A study of 700 adults in the US conducted by The Ehrenberg-Bass Institute for Marketing Science, part of the University of South Australia, used eye tracking as a proxy for the levels of attention that consumers gave to advertising they were shown for brands in a range of categories.

Participants were then asked about which brands they recalled having seen advertised during the exercise, and the results were compared across consumer groups who were categorised as being either heavy users of the brands involved, light users, or non-users.

The study tested the traditional belief that people who already use a brand pay more attention than non-users when they see it advertised, and it is this extra attention that reinforces their relationship with the brand and encourages them to keep buying. The flipside of this idea – that people who don’t already use a brand tend not to notice its advertising – has been used to explain why it is so difficult for brands to recruit new users with ads.

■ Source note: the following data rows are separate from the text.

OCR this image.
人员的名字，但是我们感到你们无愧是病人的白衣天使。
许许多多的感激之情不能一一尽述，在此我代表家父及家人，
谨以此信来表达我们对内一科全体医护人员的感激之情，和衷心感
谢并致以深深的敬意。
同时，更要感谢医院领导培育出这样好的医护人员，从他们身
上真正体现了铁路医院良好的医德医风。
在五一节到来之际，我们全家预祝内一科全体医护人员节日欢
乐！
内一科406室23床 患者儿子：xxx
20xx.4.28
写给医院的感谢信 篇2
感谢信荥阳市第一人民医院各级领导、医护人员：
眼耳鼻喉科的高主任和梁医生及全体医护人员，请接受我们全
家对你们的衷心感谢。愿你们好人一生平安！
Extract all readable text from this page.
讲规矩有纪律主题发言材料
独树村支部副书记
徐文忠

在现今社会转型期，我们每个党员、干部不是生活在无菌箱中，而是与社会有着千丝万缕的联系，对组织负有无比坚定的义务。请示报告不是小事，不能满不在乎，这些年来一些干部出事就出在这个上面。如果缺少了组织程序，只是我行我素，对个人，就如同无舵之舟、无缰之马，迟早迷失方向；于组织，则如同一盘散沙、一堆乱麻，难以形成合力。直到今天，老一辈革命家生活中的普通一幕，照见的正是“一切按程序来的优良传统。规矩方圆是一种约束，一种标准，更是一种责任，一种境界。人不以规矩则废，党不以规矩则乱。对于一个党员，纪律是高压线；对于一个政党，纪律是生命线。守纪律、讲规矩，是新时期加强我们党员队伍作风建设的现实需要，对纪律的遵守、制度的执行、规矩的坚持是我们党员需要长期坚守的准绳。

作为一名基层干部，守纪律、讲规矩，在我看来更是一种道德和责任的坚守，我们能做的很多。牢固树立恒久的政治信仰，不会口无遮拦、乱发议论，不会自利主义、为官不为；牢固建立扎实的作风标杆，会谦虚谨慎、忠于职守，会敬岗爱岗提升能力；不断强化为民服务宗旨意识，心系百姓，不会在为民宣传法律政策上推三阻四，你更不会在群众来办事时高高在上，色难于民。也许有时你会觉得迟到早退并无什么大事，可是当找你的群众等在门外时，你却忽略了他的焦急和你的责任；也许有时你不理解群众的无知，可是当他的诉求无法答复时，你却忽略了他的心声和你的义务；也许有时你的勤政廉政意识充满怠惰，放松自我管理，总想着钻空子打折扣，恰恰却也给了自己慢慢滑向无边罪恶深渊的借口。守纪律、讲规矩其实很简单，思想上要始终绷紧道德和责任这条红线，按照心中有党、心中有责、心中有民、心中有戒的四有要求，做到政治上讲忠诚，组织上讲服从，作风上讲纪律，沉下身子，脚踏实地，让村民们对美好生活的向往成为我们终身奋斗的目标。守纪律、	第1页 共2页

But this latest research indicates that a more nuanced phenomenon is taking place: heavy, light and non-users all give varied levels of attention to brand advertising, the study found. But heavy users still had strong recall of the brand when asked about it later, regardless of how much attention they had paid to the ad, because they already had strong impressions about the brand that were triggered by whatever small elements of the advertising they had noticed.

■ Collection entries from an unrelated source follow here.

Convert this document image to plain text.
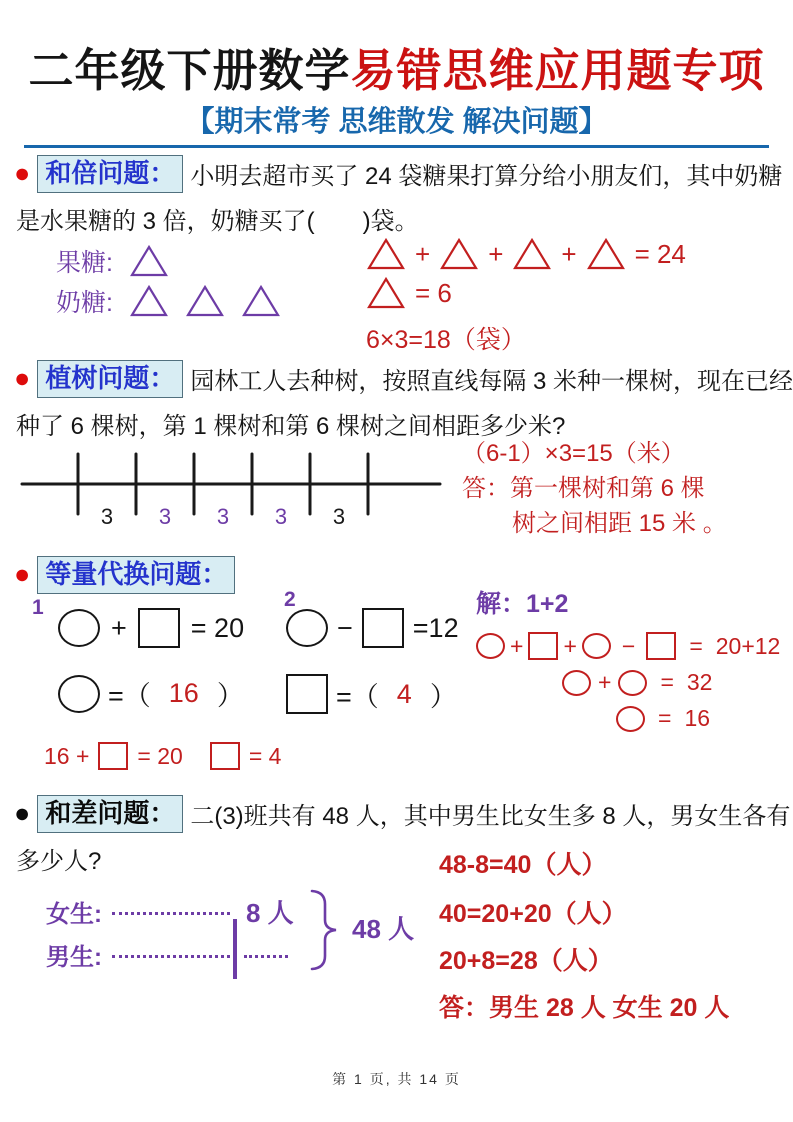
二年级下册数学易错思维应用题专项
【期末常考 思维散发 解决问题】
● 和倍问题： 小明去超市买了 24 袋糖果打算分给小朋友们，其中奶糖
是水果糖的 3 倍，奶糖买了(　　)袋。
果糖:
奶糖:
+ + + = 24
= 6
6×3=18（袋）
● 植树问题： 园林工人去种树，按照直线每隔 3 米种一棵树，现在已经
种了 6 棵树，第 1 棵树和第 6 棵树之间相距多少米?
3 3 3 3 3
（6-1）×3=15（米）
答：第一棵树和第 6 棵
树之间相距 15 米 。
● 等量代换问题：
1
+ = 20
2
− =12
=（ 16 ）	=（ 4 ）
16 + = 20	= 4
解：1+2
+ + −	= 20+12
+ = 32
= 16
● 和差问题： 二(3)班共有 48 人，其中男生比女生多 8 人，男女生各有
多少人?	48-8=40（人）
女生:
男生:
8 人
48 人 40=20+20（人）
20+8=28（人）
答：男生 28 人 女生 20 人
第 1 页, 共 14 页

For non-users and light users – a lucrative pool of potential future buyers of these brands – recall could be just as strong, but only among those who had paid more attention to the advertising.

“These results suggest that when potential and light customers give more attention to the brand’s advertising, they are capable of brand identification and recall,” the researchers said.

“It is therefore important for brands to create advertising that attracts and draws attention from non-users and light users. Advertising to these potential customers provides an opportunity to build memory structures that will eventually improve recall and may increase their propensity of purchasing the brand.”

The project was partially supported by the Australian Government with a Research Training Program scholarship.